A new report published by UK-GBC finds that more attractive Green Deal finance could provide a boost to the scheme.

The report – Green Deal Finance: Examining the Green Deal interest rate as a barrier to take-up – finds that while the interest rate on Green Deal loans (currently 8-10 per cent offered by the Green Deal Finance Company) is not the overriding issue deterring consumers from signing up to the scheme, as is often suggested, lower rates could increase take-up.

Produced by a Task Group of UK-GBC members and other organisations, the report sets out a number of potential options for reducing the interest rate. These include:

  • Government subsidising a lower interest rate - For every £1bn worth of Green Deal plans taken out by householders, it would cost Government up to £300m to reduce the interest rates to between 4 and 5 per cent.

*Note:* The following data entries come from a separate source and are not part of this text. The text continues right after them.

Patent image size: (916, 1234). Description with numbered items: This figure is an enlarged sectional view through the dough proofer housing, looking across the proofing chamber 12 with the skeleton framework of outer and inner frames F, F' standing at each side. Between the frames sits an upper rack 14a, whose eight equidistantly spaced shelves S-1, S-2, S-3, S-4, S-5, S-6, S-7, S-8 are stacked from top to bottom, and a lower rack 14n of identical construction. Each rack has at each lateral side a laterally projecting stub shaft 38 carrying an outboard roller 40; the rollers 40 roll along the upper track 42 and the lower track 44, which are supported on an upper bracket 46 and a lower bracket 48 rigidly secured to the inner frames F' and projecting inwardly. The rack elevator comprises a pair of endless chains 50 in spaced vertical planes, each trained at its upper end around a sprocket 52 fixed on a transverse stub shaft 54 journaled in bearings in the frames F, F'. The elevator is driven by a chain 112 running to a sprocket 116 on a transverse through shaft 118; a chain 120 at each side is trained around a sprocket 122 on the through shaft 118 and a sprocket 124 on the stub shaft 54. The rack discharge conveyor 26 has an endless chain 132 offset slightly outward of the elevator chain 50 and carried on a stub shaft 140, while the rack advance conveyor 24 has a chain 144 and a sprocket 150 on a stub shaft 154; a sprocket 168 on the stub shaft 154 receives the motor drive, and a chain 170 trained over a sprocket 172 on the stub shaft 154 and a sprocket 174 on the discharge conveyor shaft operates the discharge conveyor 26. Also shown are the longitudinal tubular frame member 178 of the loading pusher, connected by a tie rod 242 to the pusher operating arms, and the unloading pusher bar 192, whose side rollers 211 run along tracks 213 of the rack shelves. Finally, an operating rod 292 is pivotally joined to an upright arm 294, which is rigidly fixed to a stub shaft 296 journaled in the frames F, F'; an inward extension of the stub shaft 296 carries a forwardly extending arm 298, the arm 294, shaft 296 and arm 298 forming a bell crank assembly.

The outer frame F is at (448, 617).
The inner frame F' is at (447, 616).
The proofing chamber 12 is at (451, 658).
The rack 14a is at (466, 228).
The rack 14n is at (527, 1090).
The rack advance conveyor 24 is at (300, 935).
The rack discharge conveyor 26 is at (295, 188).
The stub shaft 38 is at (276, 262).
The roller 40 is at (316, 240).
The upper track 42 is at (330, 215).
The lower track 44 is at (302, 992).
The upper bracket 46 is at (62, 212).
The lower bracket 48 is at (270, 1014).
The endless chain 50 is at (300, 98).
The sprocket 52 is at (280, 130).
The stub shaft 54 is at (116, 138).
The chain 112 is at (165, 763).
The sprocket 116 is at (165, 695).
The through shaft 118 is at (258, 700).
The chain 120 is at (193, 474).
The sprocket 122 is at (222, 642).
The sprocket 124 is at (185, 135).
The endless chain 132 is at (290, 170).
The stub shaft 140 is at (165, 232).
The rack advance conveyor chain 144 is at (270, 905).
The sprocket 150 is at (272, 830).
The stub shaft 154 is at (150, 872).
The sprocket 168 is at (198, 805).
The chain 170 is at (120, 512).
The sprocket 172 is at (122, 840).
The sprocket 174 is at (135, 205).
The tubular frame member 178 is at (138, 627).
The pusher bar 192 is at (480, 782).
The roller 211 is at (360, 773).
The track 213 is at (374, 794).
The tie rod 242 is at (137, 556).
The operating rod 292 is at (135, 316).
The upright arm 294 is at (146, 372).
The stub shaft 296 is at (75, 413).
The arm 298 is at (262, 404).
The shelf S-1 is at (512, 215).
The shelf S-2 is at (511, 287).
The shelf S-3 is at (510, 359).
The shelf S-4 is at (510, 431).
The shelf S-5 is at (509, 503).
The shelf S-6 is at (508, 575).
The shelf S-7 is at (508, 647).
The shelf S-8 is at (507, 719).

Whether accounted for as a cost or liability for Government, there are significant benefits to UK Plc as a result.
  • Changing the Green Deal policy – Relaxing the “Golden Rule” (which states the expected financial savings should be greater than the costs attached to the energy bill) would not reduce the interest rate but would allow households to choose to repay loans more quickly and therefore reduce the overall amount repaid. Repayments could also be altered to vary over time along with inflation or the Bank of England base rate, reducing the rate offered by the Green Deal Finance Company.
  • Alternative sources of finance - Social investors or community funding could offer finance at lower interest rates using EIS tax relief (see notes to editors) to reduce their cost of capital to 4-5 per cent. Similarly, local authorities could access low cost capital through their own reserves or borrowing from central Government, using this to set up a fund and offer a Green Deal finance package delivering an APR of 5-7 per cent.

Christoph Harwood, Partner at Marksman Consulting who chaired the Task Group, said: “The report finds that while current interest rates are not the biggest barrier to take up of Green Deal finance, lower rates would make the scheme much more attractive to consumers.

“However, given the Green Deal requirements, this cannot be achieved through a standard market solution and so financial intervention at either a local or national level would be required to deliver a lower interest rate at the large scale required.”